Nereye gitse hicrettedir mümin. Nereye dönse hicrete döner.
Secde hicrettir; zamanın üzerine çıkartır mümini. Oruç hicrettir; eşyanın bağlarından kurtarır kalpleri. Vermek hicrettir; bencilliğin parmaklıklarından çekip alır asil ruhları. Hac bin hicrettir; bedenden ruha taşır mümini, çokluktan Bir’e çağırır. Abdest hicrettir; dünyanın boz bulanık selinden kenara çeker mümini. Her nefes hicrettir hayattan ölüme, ölümden hayata… Var-yok arası salındığını gösterir insana.
Elçi’nin Mekke’den Medine’ye hicret ettiği doğru değildir. Elçi, Mekke’den Yesrib’e hicret etmiştir. Elçi hicret ettikten sonra Medine olgunluğuna ermiştir Yesrib. Elçi’nin hicreti, Yesrib’i Medine’ye hicret ettirmiştir. Hazır bir Medine’ye gitmiş değildir elçi. Yesrib’i Medine eylemek için alın terini, akıl terini ortaya koymuştur. Toprağı vatana dönüştürmüştür. Gurbeti sıla kılmıştır. Uzaklığın tarlasından yakınlık hasadı devşirmiştir.
Sorumluluktur hicret; vardığı her Yesrib’i “Medine” kılma sorumluluğudur. Yeni gelen sabah Yesrib’tir. Telaşlarını kucağımıza döken öğle vakti Yesrib’tir. Hüzünlü ikindiler, kızıl akşamlar, koyu geceler Yesrib’tir. Kapılar, odalar, evler, sokaklar, meydanlar Yesrib’tir. Yeni başlayan ay Yesrib’tir. Yeni tanıştığımız “yabancı” Yesrib’tir. Bizi yeni tanıyan insana biz de Yesrib’iz.
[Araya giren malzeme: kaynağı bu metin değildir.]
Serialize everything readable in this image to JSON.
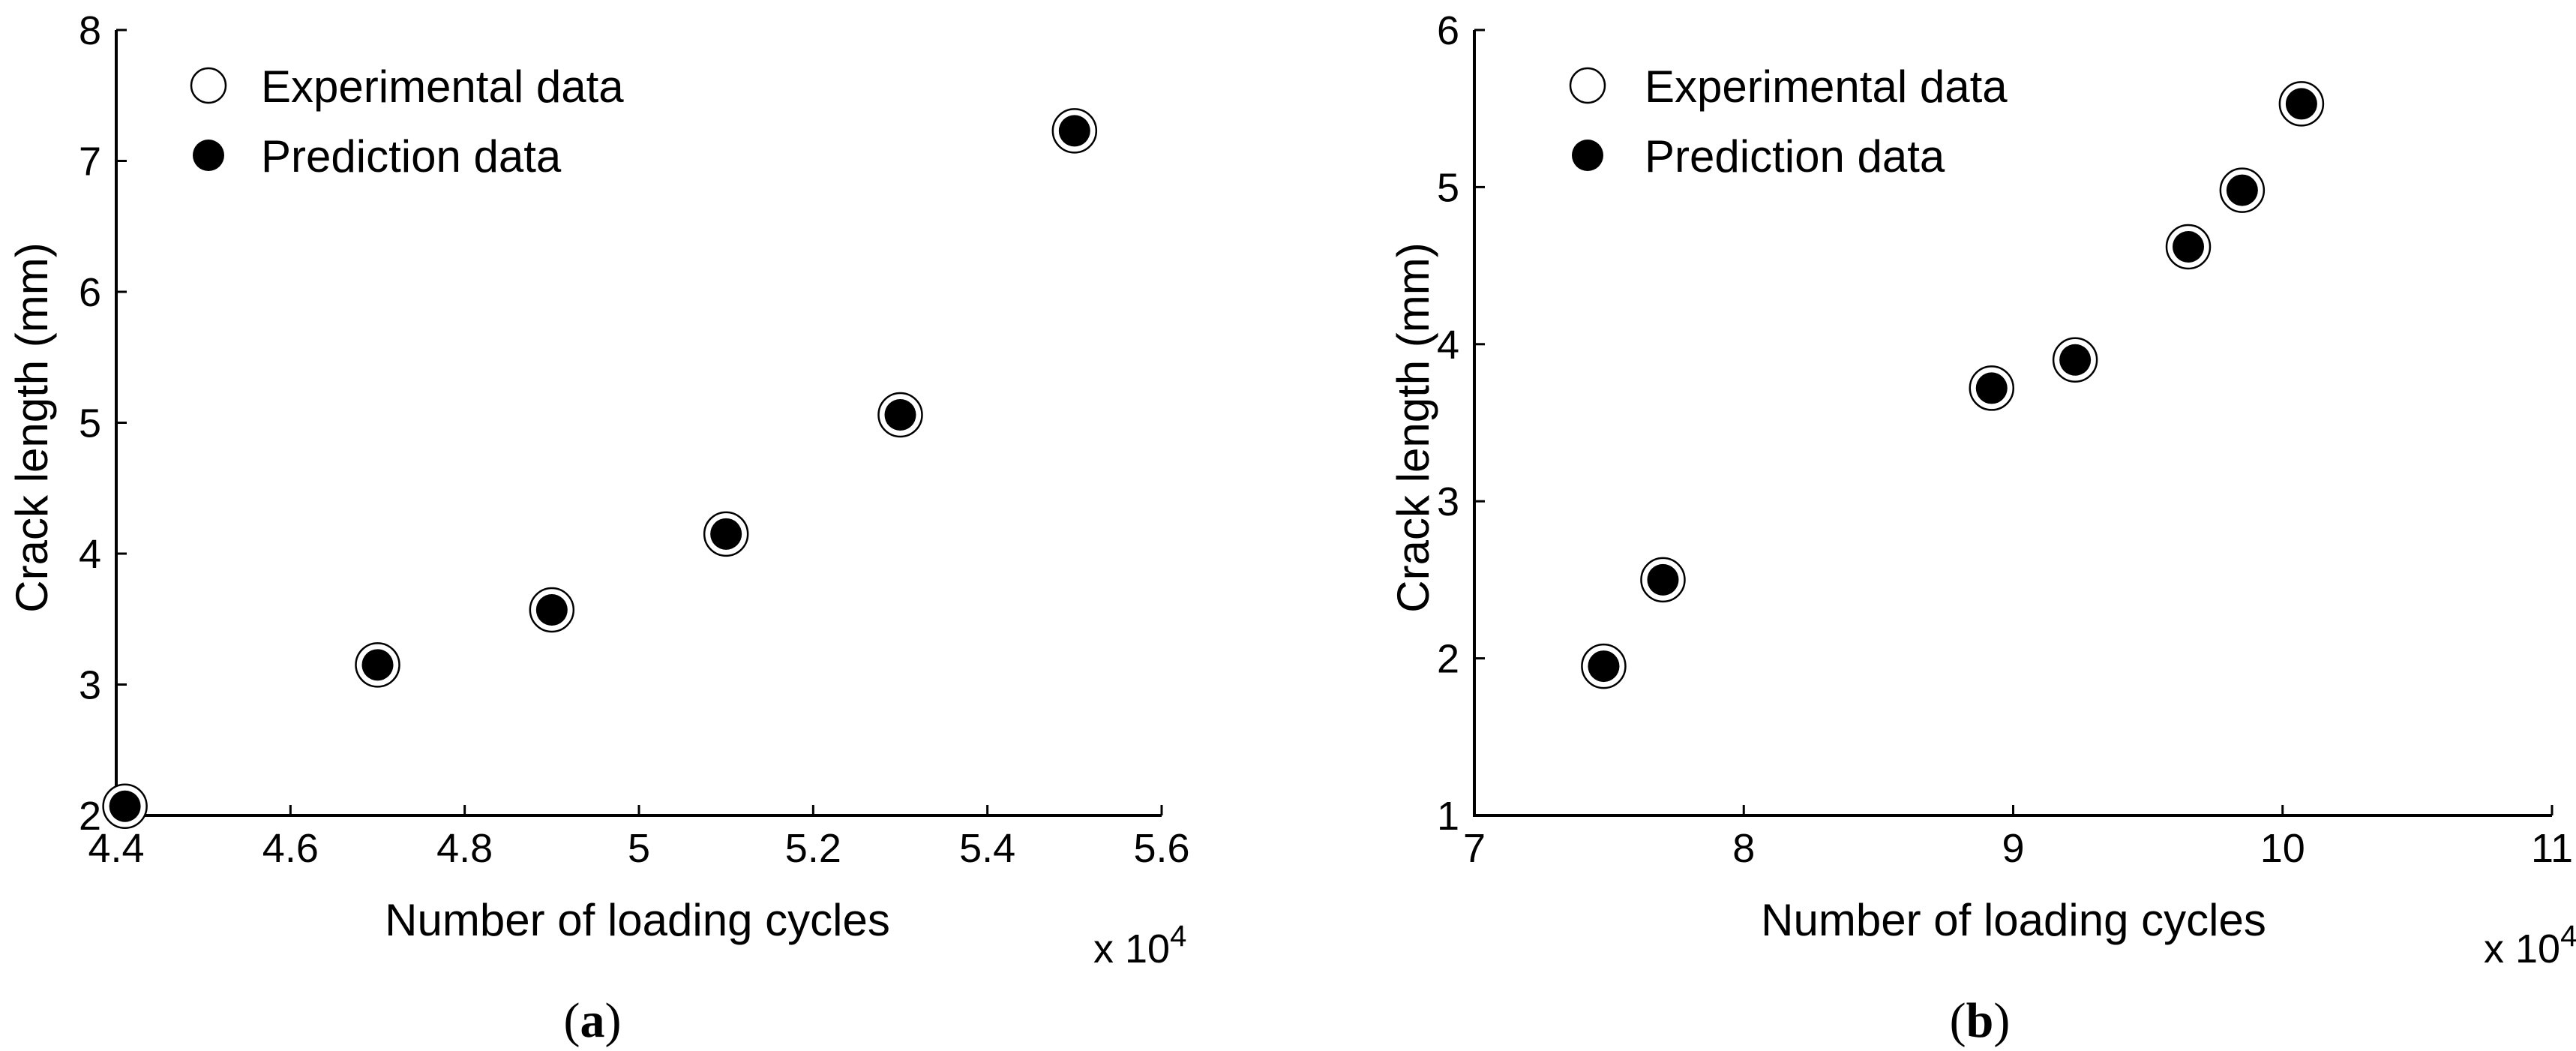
{
  "chart_data": [
    {
      "type": "scatter",
      "caption_letter": "a",
      "xlabel": "Number of loading cycles",
      "ylabel": "Crack length (mm)",
      "x_multiplier": "x 10",
      "x_exponent": "4",
      "xlim": [
        4.4,
        5.6
      ],
      "ylim": [
        2,
        8
      ],
      "xticks": [
        4.4,
        4.6,
        4.8,
        5,
        5.2,
        5.4,
        5.6
      ],
      "xtick_labels": [
        "4.4",
        "4.6",
        "4.8",
        "5",
        "5.2",
        "5.4",
        "5.6"
      ],
      "yticks": [
        2,
        3,
        4,
        5,
        6,
        7,
        8
      ],
      "ytick_labels": [
        "2",
        "3",
        "4",
        "5",
        "6",
        "7",
        "8"
      ],
      "legend": {
        "position": "top-left",
        "experimental": "Experimental data",
        "prediction": "Prediction data"
      },
      "series": [
        {
          "name": "Experimental data",
          "marker": "open-circle",
          "x": [
            4.41,
            4.7,
            4.9,
            5.1,
            5.3,
            5.5
          ],
          "y": [
            2.07,
            3.15,
            3.57,
            4.15,
            5.06,
            7.23
          ]
        },
        {
          "name": "Prediction data",
          "marker": "filled-circle",
          "x": [
            4.41,
            4.7,
            4.9,
            5.1,
            5.3,
            5.5
          ],
          "y": [
            2.07,
            3.15,
            3.57,
            4.15,
            5.06,
            7.23
          ]
        }
      ]
    },
    {
      "type": "scatter",
      "caption_letter": "b",
      "xlabel": "Number of loading cycles",
      "ylabel": "Crack length (mm)",
      "x_multiplier": "x 10",
      "x_exponent": "4",
      "xlim": [
        7,
        11
      ],
      "ylim": [
        1,
        6
      ],
      "xticks": [
        7,
        8,
        9,
        10,
        11
      ],
      "xtick_labels": [
        "7",
        "8",
        "9",
        "10",
        "11"
      ],
      "yticks": [
        1,
        2,
        3,
        4,
        5,
        6
      ],
      "ytick_labels": [
        "1",
        "2",
        "3",
        "4",
        "5",
        "6"
      ],
      "legend": {
        "position": "top-left",
        "experimental": "Experimental data",
        "prediction": "Prediction data"
      },
      "series": [
        {
          "name": "Experimental data",
          "marker": "open-circle",
          "x": [
            7.48,
            7.7,
            8.92,
            9.23,
            9.65,
            9.85,
            10.07
          ],
          "y": [
            1.95,
            2.5,
            3.72,
            3.9,
            4.62,
            4.98,
            5.53
          ]
        },
        {
          "name": "Prediction data",
          "marker": "filled-circle",
          "x": [
            7.48,
            7.7,
            8.92,
            9.23,
            9.65,
            9.85,
            10.07
          ],
          "y": [
            1.95,
            2.5,
            3.72,
            3.9,
            4.62,
            4.98,
            5.53
          ]
        }
      ]
    }
  ]
}
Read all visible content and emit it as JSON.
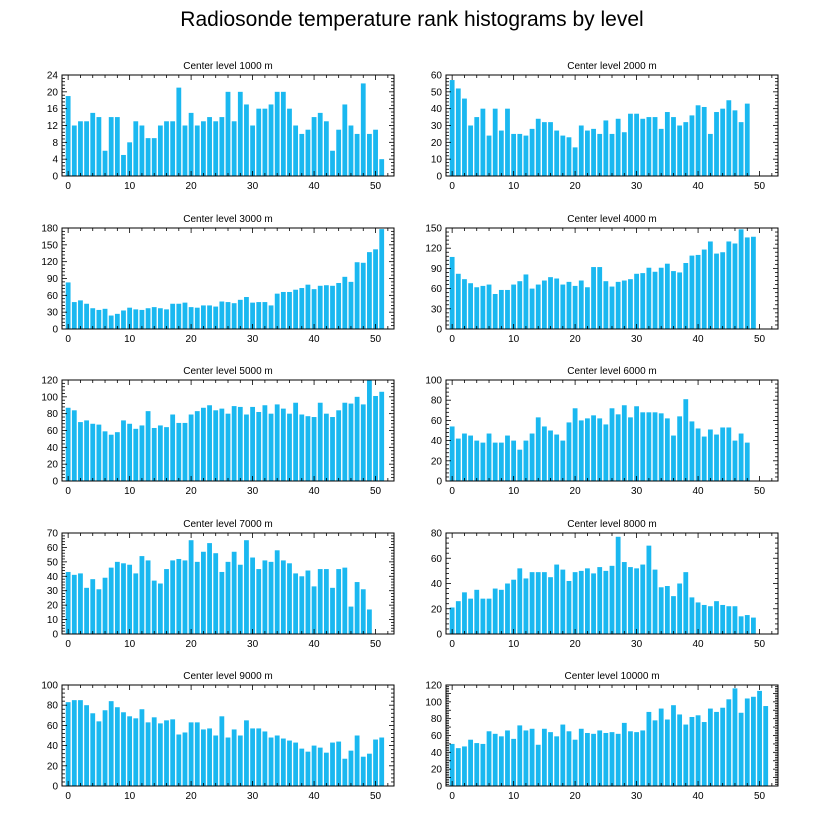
{
  "title": "Radiosonde temperature rank histograms by level",
  "colors": {
    "bar": "#1ab8f0",
    "axis": "#000000",
    "background": "#ffffff"
  },
  "chart_data": [
    {
      "type": "bar",
      "title": "Center level 1000 m",
      "xlim": [
        -1,
        53
      ],
      "xticks": [
        0,
        10,
        20,
        30,
        40,
        50
      ],
      "ylim": [
        0,
        24
      ],
      "yticks": [
        0,
        4,
        8,
        12,
        16,
        20,
        24
      ],
      "values": [
        19,
        12,
        13,
        13,
        15,
        14,
        6,
        14,
        14,
        5,
        8,
        13,
        12,
        9,
        9,
        12,
        13,
        13,
        21,
        12,
        15,
        12,
        13,
        14,
        13,
        14,
        20,
        13,
        20,
        17,
        12,
        16,
        16,
        17,
        20,
        20,
        16,
        12,
        10,
        11,
        14,
        15,
        13,
        6,
        11,
        17,
        12,
        10,
        22,
        10,
        11,
        4
      ]
    },
    {
      "type": "bar",
      "title": "Center level 2000 m",
      "xlim": [
        -1,
        53
      ],
      "xticks": [
        0,
        10,
        20,
        30,
        40,
        50
      ],
      "ylim": [
        0,
        60
      ],
      "yticks": [
        0,
        10,
        20,
        30,
        40,
        50,
        60
      ],
      "values": [
        57,
        52,
        46,
        30,
        35,
        40,
        24,
        40,
        27,
        40,
        25,
        25,
        24,
        28,
        34,
        32,
        32,
        27,
        24,
        23,
        17,
        30,
        27,
        28,
        25,
        33,
        25,
        34,
        26,
        37,
        37,
        34,
        35,
        35,
        28,
        38,
        35,
        30,
        32,
        36,
        42,
        41,
        25,
        38,
        40,
        45,
        39,
        32,
        43
      ]
    },
    {
      "type": "bar",
      "title": "Center level 3000 m",
      "xlim": [
        -1,
        53
      ],
      "xticks": [
        0,
        10,
        20,
        30,
        40,
        50
      ],
      "ylim": [
        0,
        180
      ],
      "yticks": [
        0,
        30,
        60,
        90,
        120,
        150,
        180
      ],
      "values": [
        83,
        48,
        51,
        45,
        37,
        34,
        36,
        24,
        27,
        33,
        38,
        35,
        34,
        37,
        39,
        37,
        35,
        45,
        45,
        47,
        39,
        38,
        42,
        42,
        40,
        49,
        48,
        46,
        52,
        57,
        47,
        48,
        48,
        42,
        63,
        66,
        66,
        70,
        73,
        79,
        71,
        77,
        78,
        77,
        82,
        93,
        84,
        119,
        118,
        137,
        142,
        178
      ]
    },
    {
      "type": "bar",
      "title": "Center level 4000 m",
      "xlim": [
        -1,
        53
      ],
      "xticks": [
        0,
        10,
        20,
        30,
        40,
        50
      ],
      "ylim": [
        0,
        150
      ],
      "yticks": [
        0,
        30,
        60,
        90,
        120,
        150
      ],
      "values": [
        107,
        82,
        74,
        68,
        62,
        64,
        66,
        52,
        58,
        58,
        66,
        71,
        81,
        60,
        66,
        72,
        77,
        75,
        66,
        70,
        64,
        72,
        62,
        92,
        92,
        71,
        63,
        70,
        72,
        74,
        82,
        83,
        91,
        85,
        91,
        97,
        86,
        84,
        98,
        109,
        110,
        118,
        130,
        112,
        114,
        130,
        127,
        148,
        136,
        137
      ]
    },
    {
      "type": "bar",
      "title": "Center level 5000 m",
      "xlim": [
        -1,
        53
      ],
      "xticks": [
        0,
        10,
        20,
        30,
        40,
        50
      ],
      "ylim": [
        0,
        120
      ],
      "yticks": [
        0,
        20,
        40,
        60,
        80,
        100,
        120
      ],
      "values": [
        87,
        84,
        70,
        72,
        68,
        67,
        59,
        55,
        58,
        72,
        68,
        62,
        66,
        83,
        63,
        66,
        64,
        79,
        69,
        69,
        79,
        83,
        87,
        90,
        84,
        86,
        80,
        89,
        88,
        79,
        88,
        82,
        90,
        80,
        91,
        86,
        80,
        93,
        79,
        77,
        76,
        93,
        80,
        76,
        84,
        93,
        92,
        100,
        91,
        120,
        101,
        106
      ]
    },
    {
      "type": "bar",
      "title": "Center level 6000 m",
      "xlim": [
        -1,
        53
      ],
      "xticks": [
        0,
        10,
        20,
        30,
        40,
        50
      ],
      "ylim": [
        0,
        100
      ],
      "yticks": [
        0,
        20,
        40,
        60,
        80,
        100
      ],
      "values": [
        54,
        42,
        47,
        45,
        40,
        38,
        47,
        38,
        38,
        45,
        40,
        31,
        40,
        47,
        63,
        54,
        50,
        46,
        40,
        58,
        72,
        60,
        62,
        65,
        62,
        56,
        72,
        66,
        75,
        63,
        74,
        68,
        68,
        68,
        67,
        62,
        45,
        64,
        81,
        59,
        52,
        44,
        51,
        46,
        53,
        53,
        40,
        47,
        38
      ]
    },
    {
      "type": "bar",
      "title": "Center level 7000 m",
      "xlim": [
        -1,
        53
      ],
      "xticks": [
        0,
        10,
        20,
        30,
        40,
        50
      ],
      "ylim": [
        0,
        70
      ],
      "yticks": [
        0,
        10,
        20,
        30,
        40,
        50,
        60,
        70
      ],
      "values": [
        43,
        41,
        42,
        32,
        38,
        31,
        39,
        46,
        50,
        49,
        48,
        42,
        54,
        51,
        37,
        35,
        45,
        51,
        52,
        51,
        65,
        50,
        57,
        63,
        56,
        43,
        50,
        57,
        48,
        65,
        53,
        45,
        51,
        50,
        58,
        51,
        49,
        42,
        40,
        44,
        33,
        45,
        45,
        32,
        45,
        46,
        19,
        36,
        31,
        17
      ]
    },
    {
      "type": "bar",
      "title": "Center level 8000 m",
      "xlim": [
        -1,
        53
      ],
      "xticks": [
        0,
        10,
        20,
        30,
        40,
        50
      ],
      "ylim": [
        0,
        80
      ],
      "yticks": [
        0,
        20,
        40,
        60,
        80
      ],
      "values": [
        21,
        26,
        33,
        28,
        35,
        28,
        28,
        36,
        35,
        40,
        43,
        52,
        44,
        49,
        49,
        49,
        45,
        55,
        51,
        42,
        49,
        50,
        52,
        48,
        53,
        50,
        54,
        77,
        57,
        53,
        52,
        55,
        70,
        51,
        37,
        38,
        30,
        40,
        49,
        29,
        25,
        23,
        22,
        26,
        23,
        22,
        22,
        14,
        15,
        13
      ]
    },
    {
      "type": "bar",
      "title": "Center level 9000 m",
      "xlim": [
        -1,
        53
      ],
      "xticks": [
        0,
        10,
        20,
        30,
        40,
        50
      ],
      "ylim": [
        0,
        100
      ],
      "yticks": [
        0,
        20,
        40,
        60,
        80,
        100
      ],
      "values": [
        83,
        85,
        85,
        80,
        72,
        64,
        75,
        84,
        78,
        73,
        69,
        67,
        76,
        63,
        68,
        62,
        65,
        66,
        51,
        53,
        63,
        63,
        56,
        57,
        50,
        69,
        48,
        56,
        50,
        65,
        57,
        57,
        54,
        48,
        50,
        47,
        45,
        43,
        37,
        34,
        40,
        38,
        33,
        43,
        44,
        27,
        35,
        50,
        29,
        32,
        46,
        48
      ]
    },
    {
      "type": "bar",
      "title": "Center level 10000 m",
      "xlim": [
        -1,
        53
      ],
      "xticks": [
        0,
        10,
        20,
        30,
        40,
        50
      ],
      "ylim": [
        0,
        120
      ],
      "yticks": [
        0,
        10,
        20,
        30,
        40,
        50,
        60,
        70,
        80,
        90,
        100,
        110,
        120
      ],
      "ylabel_ticks": [
        0,
        20,
        40,
        60,
        80,
        100,
        120
      ],
      "values": [
        50,
        45,
        47,
        55,
        51,
        50,
        65,
        62,
        59,
        66,
        56,
        72,
        66,
        68,
        49,
        68,
        64,
        59,
        73,
        65,
        55,
        68,
        63,
        62,
        66,
        63,
        64,
        62,
        75,
        65,
        64,
        66,
        88,
        78,
        92,
        79,
        96,
        85,
        73,
        82,
        84,
        76,
        92,
        88,
        93,
        103,
        116,
        87,
        104,
        106,
        113,
        95
      ]
    }
  ]
}
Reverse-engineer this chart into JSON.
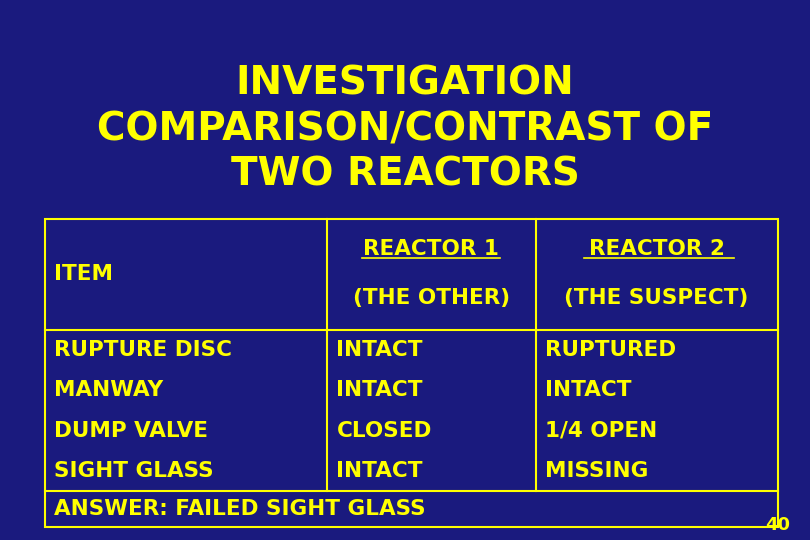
{
  "background_color": "#1a1a7e",
  "title_lines": [
    "INVESTIGATION",
    "COMPARISON/CONTRAST OF",
    "TWO REACTORS"
  ],
  "title_color": "#ffff00",
  "title_fontsize": 28,
  "table_border_color": "#ffff00",
  "table_text_color": "#ffff00",
  "table_fontsize": 15.5,
  "page_number": "40",
  "page_number_color": "#ffff00",
  "col1_header": "ITEM",
  "col2_header": "REACTOR 1",
  "col3_header": "REACTOR 2",
  "col2_subheader": "(THE OTHER)",
  "col3_subheader": "(THE SUSPECT)",
  "rows": [
    [
      "RUPTURE DISC",
      "INTACT",
      "RUPTURED"
    ],
    [
      "MANWAY",
      "INTACT",
      "INTACT"
    ],
    [
      "DUMP VALVE",
      "CLOSED",
      "1/4 OPEN"
    ],
    [
      "SIGHT GLASS",
      "INTACT",
      "MISSING"
    ]
  ],
  "answer_row": "ANSWER: FAILED SIGHT GLASS"
}
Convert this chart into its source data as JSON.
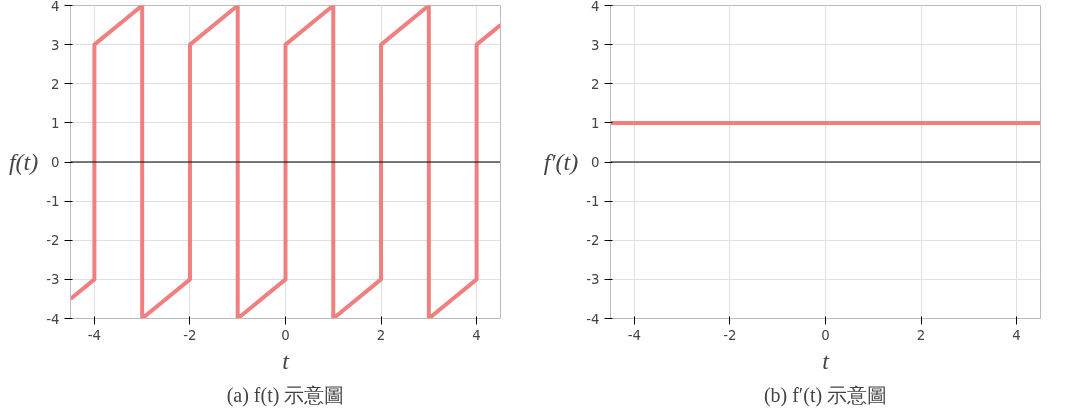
{
  "chart_data": [
    {
      "type": "line",
      "xlabel": "t",
      "ylabel": "f(t)",
      "annotations": [
        "(a) f(t) 示意圖"
      ],
      "series": [
        {
          "color": "#f08080",
          "x": [
            -4.5,
            -4,
            -4,
            -3,
            -3,
            -2,
            -2,
            -1,
            -1,
            0,
            0,
            1,
            1,
            2,
            2,
            3,
            3,
            4,
            4,
            4.5
          ],
          "values": [
            -3.5,
            -3,
            3,
            4,
            -4,
            -3,
            3,
            4,
            -4,
            -3,
            3,
            4,
            -4,
            -3,
            3,
            4,
            -4,
            -3,
            3,
            3.5
          ]
        }
      ],
      "xlim": [
        -4.5,
        4.5
      ],
      "ylim": [
        -4,
        4
      ],
      "xticks": [
        -4,
        -2,
        0,
        2,
        4
      ],
      "yticks": [
        -4,
        -3,
        -2,
        -1,
        0,
        1,
        2,
        3,
        4
      ],
      "grid": true,
      "ref_lines": [
        {
          "axis": "y",
          "value": 0,
          "color": "#000000"
        }
      ]
    },
    {
      "type": "line",
      "xlabel": "t",
      "ylabel": "f′(t)",
      "annotations": [
        "(b) f′(t) 示意圖"
      ],
      "series": [
        {
          "color": "#f08080",
          "x": [
            -4.5,
            4.5
          ],
          "values": [
            1,
            1
          ]
        }
      ],
      "xlim": [
        -4.5,
        4.5
      ],
      "ylim": [
        -4,
        4
      ],
      "xticks": [
        -4,
        -2,
        0,
        2,
        4
      ],
      "yticks": [
        -4,
        -3,
        -2,
        -1,
        0,
        1,
        2,
        3,
        4
      ],
      "grid": true,
      "ref_lines": [
        {
          "axis": "y",
          "value": 0,
          "color": "#000000"
        }
      ]
    }
  ]
}
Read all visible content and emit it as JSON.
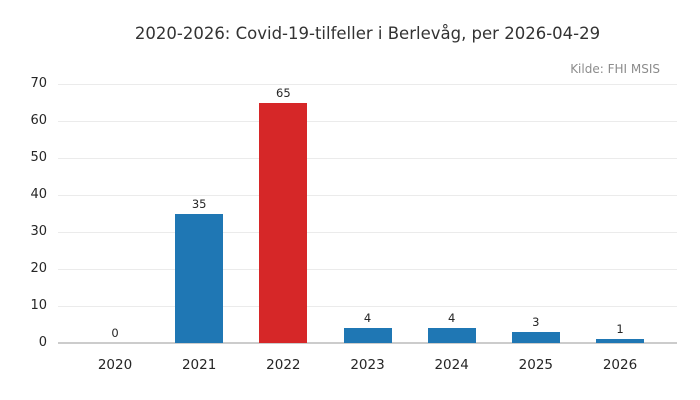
{
  "header": {
    "title": "2020-2026: Covid-19-tilfeller i Berlevåg, per 2026-04-29",
    "source": "Kilde: FHI MSIS"
  },
  "colors": {
    "bar_default": "#1f77b4",
    "bar_highlight": "#d62728",
    "gridline": "#ebebeb",
    "axis_line": "#cccccc",
    "text_dark": "#262626",
    "text_muted": "#8c8c8c"
  },
  "chart_data": {
    "type": "bar",
    "title": "2020-2026: Covid-19-tilfeller i Berlevåg, per 2026-04-29",
    "annotation": "Kilde: FHI MSIS",
    "annotation_position": "top-right",
    "categories": [
      "2020",
      "2021",
      "2022",
      "2023",
      "2024",
      "2025",
      "2026"
    ],
    "values": [
      0,
      35,
      65,
      4,
      4,
      3,
      1
    ],
    "data_labels": [
      "0",
      "35",
      "65",
      "4",
      "4",
      "3",
      "1"
    ],
    "bar_colors": [
      "#1f77b4",
      "#1f77b4",
      "#d62728",
      "#1f77b4",
      "#1f77b4",
      "#1f77b4",
      "#1f77b4"
    ],
    "xlabel": "",
    "ylabel": "",
    "ylim": [
      0,
      70
    ],
    "yticks": [
      0,
      10,
      20,
      30,
      40,
      50,
      60,
      70
    ],
    "grid": true,
    "grid_axis": "y",
    "legend": false
  }
}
Hareket halindeyiz her an. Anlamlı kılmak için gidiyoruz gittiğimiz yere. Çünkü biz anlam yüklendik Mekkeli vahiyle. Vahyi taşıyan her akıl vardığı yere, döndüğü yöne anlam borçlanır. Varlığını anlamlı bilmeyen, varlığında anlam bulmayan, nereye giderse gitsin, sadece turisttir. İşte buna razı değil Yaratan. Yolu anlamlı kılmak için yolcu diye yola koydu bizi. Aynalara anlam düşürmek için güzelliğin karşısına koydu bizi. Boş yere var olduğunu sanmak, Var Eden’i iftiradır, Yaradan’ın var etme tercihini abes görmektir. Müsaade yok hicretsizliğe… Yer yok, anlamsız varmalara da var olmalara da… Yoksa zulmetmiş oluruz kendimize. Haksızlık etmiş oluruz bize bağlanan Rahmanî ümide.